"May your dreams have mercy on you" - Bow Thayer, "Parallel Lives"
My sister once told me she used to believe Pink Floyd wasn’t an actual group of actual people–nothing earthly could conjure what they did, they must actually be from space, or be space itself. Similarly, Bow Thayer started out as a myth to me, except he couldn’t be differentiated from the earth. My first encounter with Bow Thayer was at the end of high school while digging around Jan Høiberg’s The Band fansite, which was how I spent most of my time and found most of my music. Perfect Trainwreck was listed as a guest of Levon Helm’s Midnight Ramble and I thought, That’s the best band name ever. The only other things I could find out about Bow was that Levon had also played on his new album, 2007’s Spend It All, and that he lived in Vermont. All my Soulseek searches for his music were fruitless.
I forgot about it until I got to college a few months later. In an inspired scheme, I bought iTunes gift cards for myself on parent-sponsored trips to Target, thinking they would be less suspicious that bill than one from the iTunes store. The first records I downloaded were Bow’s. To get away from my roommate, I burned them to a CD and sat in my car listening and chewing ice. In the Gainesville swamp-heat, the Vermont mountain music cooled me more than the ice. The Trainwreck’s music at the time was wild and spare and superlime, like Van Morrison’s Veedon Fleece played on banjo. Listening to “Jewel” and “Equinox Waltz” and “You and Everybody Else,” I drew my version Bow Thayer–sometimes sitting in the valley of a green mountain, sometimes at the cloudy summit, always in a rocking chair with his eyes closed and a big beard. He became a medicine man, somebody who would never come to Florida, another reason to leave Florida. I don’t know why, but I used to think the only shot I’d ever have of meeting him was by chance in an airport.
Five years later, I’d just moved to Somerville Massachusetts, and Bow Thayer’s name appears on the marquee of the nightclub across the street from me. One street. I sat myself in a booth on the side of the stage and tried to reconcile the fact that after tonight, the myth would be gone. I would learn in what context his music was meant to be received. There’s no way it was meant for a teenager in Florida. The audience was middle-aged, either fans of Bow’s from his days in early 90’s Boston rock bands, or of The Trainwreck’s trippier run of recent albums. I feared he would turn out to be a jam-band. Then Bow started tuning an electric banjo. I didn’t know everything. He played stunning songs I’d never heard like “Suicide Kings,” and “Parallel Lives,” and he talked about a long-time-coming concept album he’d written on electric banjo.

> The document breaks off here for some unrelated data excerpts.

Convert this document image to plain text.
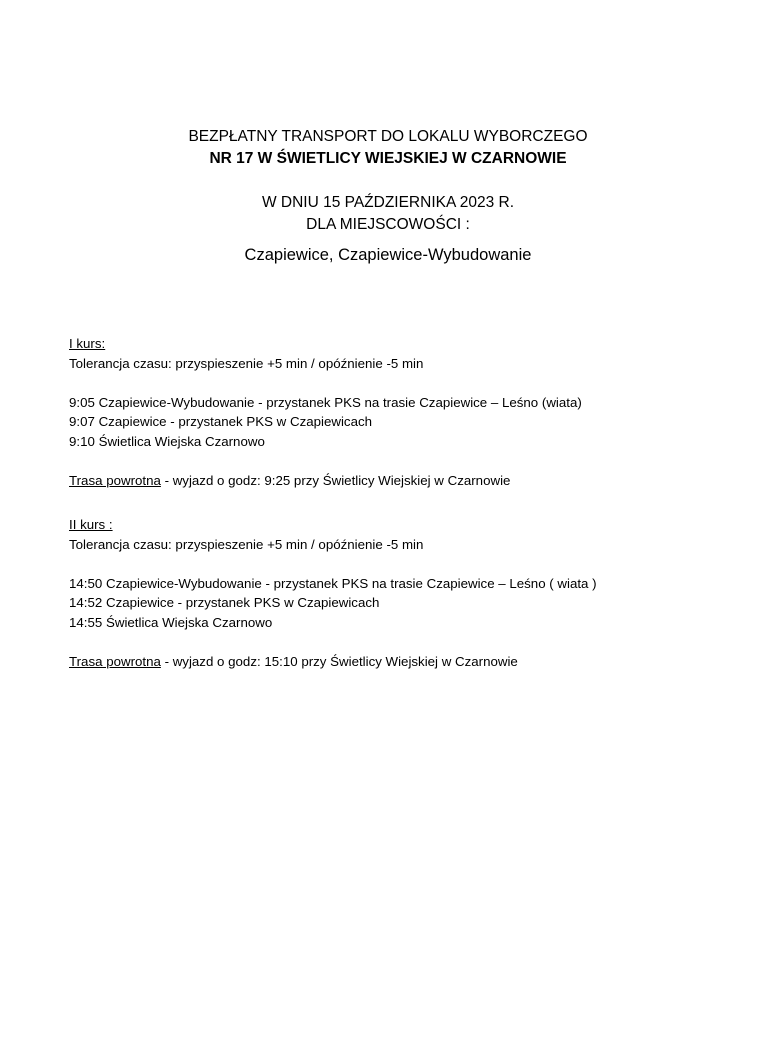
BEZPŁATNY TRANSPORT DO LOKALU WYBORCZEGO
NR 17 W ŚWIETLICY WIEJSKIEJ W CZARNOWIE
W DNIU 15 PAŹDZIERNIKA 2023 R.
DLA MIEJSCOWOŚCI :
Czapiewice, Czapiewice-Wybudowanie
I kurs:
Tolerancja czasu: przyspieszenie +5 min / opóźnienie -5 min
9:05 Czapiewice-Wybudowanie - przystanek PKS na trasie Czapiewice – Leśno (wiata)
9:07 Czapiewice - przystanek PKS w Czapiewicach
9:10 Świetlica Wiejska Czarnowo
Trasa powrotna - wyjazd o godz: 9:25 przy Świetlicy Wiejskiej w Czarnowie
II kurs :
Tolerancja czasu: przyspieszenie +5 min / opóźnienie -5 min
14:50 Czapiewice-Wybudowanie - przystanek PKS na trasie Czapiewice – Leśno ( wiata )
14:52 Czapiewice - przystanek PKS w Czapiewicach
14:55 Świetlica Wiejska Czarnowo
Trasa powrotna - wyjazd o godz: 15:10 przy Świetlicy Wiejskiej w Czarnowie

The image I’d cradled of Bow Thayer unavoidably crashed, but seeing him work out something so ambitious in front of my face was fucking awesome. There was also a lot of jamming.
The album he talked about was Eden. Since I first started listening, The Trainwreck’s sound has stretched from a deep rain puddle into a prog-roots reflecting pool. Still somehow rippling between Tom Petty’s rock and Happy & Artie Traum’s folk, Eden also reaches some of that Pink Floyd ether. It’s is not an album many musicians outside of Jim James would be willing to try. It’s what might’ve happened if Jerry Jeff Walker’s “Cosmic Cowboy” character had landed in New England instead of Texas. It’s what might’ve happened if The Basement Tapes were made after a huge Vonnegut binge. It’s meteors and mud-clods, loam and stardust.